A surprisingly competent investigation ensues, and the group are allowed to put their classmate Todd on trial, having determined him to be the murderer. First to examine Todd is his uncle (and lawyer, I guess), Colonel Archwood, who defends his nephew's character and paints him as a selfless paragon of virtue by having Todd recount stories of his heroic military service. Next up, Annie struts across the courtroom (or, classroom) and enters full-on prosecutor mode. She uses Todd’s selflessness to pressure him into confessing, calling on his sense of honor and justice and begging him, in a stunning, eyelash-fluttering performance, to "diffuse the I.E.D. of dishonesty." He cracks and admits, through tears, that it was an accident. Annie, unsympathetic, does a victory dance.
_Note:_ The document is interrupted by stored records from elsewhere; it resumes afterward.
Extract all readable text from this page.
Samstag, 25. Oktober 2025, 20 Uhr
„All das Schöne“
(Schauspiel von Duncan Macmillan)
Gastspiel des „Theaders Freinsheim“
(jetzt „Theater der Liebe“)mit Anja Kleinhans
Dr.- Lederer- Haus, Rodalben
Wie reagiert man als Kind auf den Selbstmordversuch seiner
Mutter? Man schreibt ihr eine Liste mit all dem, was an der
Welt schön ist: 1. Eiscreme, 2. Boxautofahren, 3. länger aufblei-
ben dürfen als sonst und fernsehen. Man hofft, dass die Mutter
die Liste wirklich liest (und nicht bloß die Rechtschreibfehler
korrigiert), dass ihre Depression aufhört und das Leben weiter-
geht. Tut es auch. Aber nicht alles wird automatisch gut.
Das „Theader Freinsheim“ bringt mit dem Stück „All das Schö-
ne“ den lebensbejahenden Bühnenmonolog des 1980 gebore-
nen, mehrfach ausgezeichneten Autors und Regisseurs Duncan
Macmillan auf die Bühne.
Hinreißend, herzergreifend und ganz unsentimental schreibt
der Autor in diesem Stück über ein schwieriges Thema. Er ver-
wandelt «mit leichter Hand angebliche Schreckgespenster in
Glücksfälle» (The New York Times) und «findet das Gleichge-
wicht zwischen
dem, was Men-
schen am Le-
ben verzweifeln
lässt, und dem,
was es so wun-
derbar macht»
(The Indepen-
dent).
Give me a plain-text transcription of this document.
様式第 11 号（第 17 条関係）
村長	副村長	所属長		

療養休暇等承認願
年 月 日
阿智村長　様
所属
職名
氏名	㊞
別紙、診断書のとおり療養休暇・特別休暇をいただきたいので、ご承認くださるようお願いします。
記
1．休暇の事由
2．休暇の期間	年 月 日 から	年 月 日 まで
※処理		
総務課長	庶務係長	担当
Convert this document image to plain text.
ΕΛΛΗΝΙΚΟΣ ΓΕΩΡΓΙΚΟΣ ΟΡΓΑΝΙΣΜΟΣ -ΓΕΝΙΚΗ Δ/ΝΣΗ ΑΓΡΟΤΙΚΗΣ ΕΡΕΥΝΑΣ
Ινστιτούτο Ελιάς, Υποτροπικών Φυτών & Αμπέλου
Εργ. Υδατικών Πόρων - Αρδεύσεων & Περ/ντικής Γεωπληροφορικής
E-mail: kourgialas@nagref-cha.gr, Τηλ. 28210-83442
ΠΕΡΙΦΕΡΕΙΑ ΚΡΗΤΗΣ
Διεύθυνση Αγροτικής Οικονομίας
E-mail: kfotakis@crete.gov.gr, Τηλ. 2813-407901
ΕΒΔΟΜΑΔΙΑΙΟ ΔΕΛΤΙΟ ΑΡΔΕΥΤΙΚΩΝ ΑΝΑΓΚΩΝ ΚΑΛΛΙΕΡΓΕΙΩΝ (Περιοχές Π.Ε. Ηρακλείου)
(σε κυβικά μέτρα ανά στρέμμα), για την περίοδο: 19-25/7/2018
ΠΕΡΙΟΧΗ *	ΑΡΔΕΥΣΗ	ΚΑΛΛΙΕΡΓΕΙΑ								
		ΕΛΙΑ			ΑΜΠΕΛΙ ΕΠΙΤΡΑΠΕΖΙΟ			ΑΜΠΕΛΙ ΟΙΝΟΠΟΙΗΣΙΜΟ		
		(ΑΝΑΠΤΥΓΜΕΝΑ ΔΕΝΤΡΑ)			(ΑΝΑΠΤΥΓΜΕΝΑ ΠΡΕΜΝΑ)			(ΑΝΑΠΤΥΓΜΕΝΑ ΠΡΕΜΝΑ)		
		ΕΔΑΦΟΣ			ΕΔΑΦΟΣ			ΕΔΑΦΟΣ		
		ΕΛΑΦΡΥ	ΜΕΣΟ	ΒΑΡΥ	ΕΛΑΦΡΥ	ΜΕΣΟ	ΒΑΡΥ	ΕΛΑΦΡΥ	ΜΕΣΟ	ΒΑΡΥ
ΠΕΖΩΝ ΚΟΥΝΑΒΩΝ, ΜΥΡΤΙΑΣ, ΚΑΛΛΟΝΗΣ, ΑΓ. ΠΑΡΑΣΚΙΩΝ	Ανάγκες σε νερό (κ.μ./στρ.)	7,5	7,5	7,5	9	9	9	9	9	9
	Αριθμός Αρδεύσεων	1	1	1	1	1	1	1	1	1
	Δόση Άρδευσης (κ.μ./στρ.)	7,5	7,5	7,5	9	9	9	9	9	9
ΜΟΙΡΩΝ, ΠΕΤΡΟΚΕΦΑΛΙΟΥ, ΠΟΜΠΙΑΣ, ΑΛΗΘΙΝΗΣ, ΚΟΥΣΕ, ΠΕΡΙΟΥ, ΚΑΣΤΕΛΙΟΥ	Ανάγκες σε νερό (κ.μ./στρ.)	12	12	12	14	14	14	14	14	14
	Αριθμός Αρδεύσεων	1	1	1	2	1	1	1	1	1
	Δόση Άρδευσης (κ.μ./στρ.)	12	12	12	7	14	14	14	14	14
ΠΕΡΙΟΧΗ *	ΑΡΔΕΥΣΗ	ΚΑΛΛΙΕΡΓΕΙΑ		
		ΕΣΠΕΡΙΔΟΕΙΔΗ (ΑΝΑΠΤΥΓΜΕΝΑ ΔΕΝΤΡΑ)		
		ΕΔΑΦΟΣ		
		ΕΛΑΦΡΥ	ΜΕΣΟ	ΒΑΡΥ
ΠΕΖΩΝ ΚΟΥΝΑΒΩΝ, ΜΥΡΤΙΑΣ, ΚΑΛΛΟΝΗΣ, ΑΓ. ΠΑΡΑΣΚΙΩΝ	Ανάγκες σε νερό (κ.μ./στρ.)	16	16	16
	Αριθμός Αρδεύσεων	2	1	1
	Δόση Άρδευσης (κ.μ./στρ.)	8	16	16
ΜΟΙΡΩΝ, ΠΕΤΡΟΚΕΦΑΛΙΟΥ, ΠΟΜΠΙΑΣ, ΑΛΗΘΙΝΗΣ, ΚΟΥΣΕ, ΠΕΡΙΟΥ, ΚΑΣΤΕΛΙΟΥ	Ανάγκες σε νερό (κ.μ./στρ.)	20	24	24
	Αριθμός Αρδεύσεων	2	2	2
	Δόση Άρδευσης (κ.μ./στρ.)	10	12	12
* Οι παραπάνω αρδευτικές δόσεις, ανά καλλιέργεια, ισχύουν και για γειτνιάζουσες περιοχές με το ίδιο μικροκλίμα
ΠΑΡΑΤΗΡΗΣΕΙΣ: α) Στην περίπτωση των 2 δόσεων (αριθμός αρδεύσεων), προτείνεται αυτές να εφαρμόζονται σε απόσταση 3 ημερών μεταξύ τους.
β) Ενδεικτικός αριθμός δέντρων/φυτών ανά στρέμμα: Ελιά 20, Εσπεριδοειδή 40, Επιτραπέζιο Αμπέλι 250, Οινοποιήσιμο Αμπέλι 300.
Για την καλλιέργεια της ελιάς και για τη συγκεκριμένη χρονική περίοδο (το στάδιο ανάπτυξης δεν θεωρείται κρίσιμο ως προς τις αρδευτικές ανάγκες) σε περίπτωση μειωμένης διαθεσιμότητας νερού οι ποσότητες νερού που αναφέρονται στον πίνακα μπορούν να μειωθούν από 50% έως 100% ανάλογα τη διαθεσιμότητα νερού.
Following along, Jeff realizes that this smart, well-meaning kid has been poisoned by the amoral environment he's exposed her to. Jeff has exploited loopholes and engaged in questionable detective work all episode, drawing on his destructive career as a lawyer, and Annie has taken his Machiavellian behavior to mean that they can do anything to get what they want. She wants an A, and she'll make a man cry and confess to a crime he didn't commit to get it.

Crime 2
Sony Pictures Television

Seeing his old behaviors mirrored in Annie, Jeff decides to stand up and save Todd from prosecution (or, detention); it's a far cry from his once-corrupt days as an amoral lawyer. It's this moment that shows how far our characters have come in three seasons, how much they've grown and influenced each other, and how much they depend on each other to stay on the right path. Genre and playful deconstruction of TV tropes allowed the characters to move toward growth and development.

Community was born out of Dan Harmon’s experience at community college, where he reluctantly joined a study group and ended up having a personal epiphany. He realized that, beyond all logic and reason, it simply feels good to work together and help someone out. When it comes to the questions of ethics and morality, it's Jeff who finally expresses this epiphany of Dan’s, “because the truth is, I'm lying when I say there is no truth. The truth is [...] the pathetically, stupidly, inconveniently obvious truth is, helping only ourselves is bad and helping each other is good.” Try getting a lesson that wholesome from an episode of Law & Order.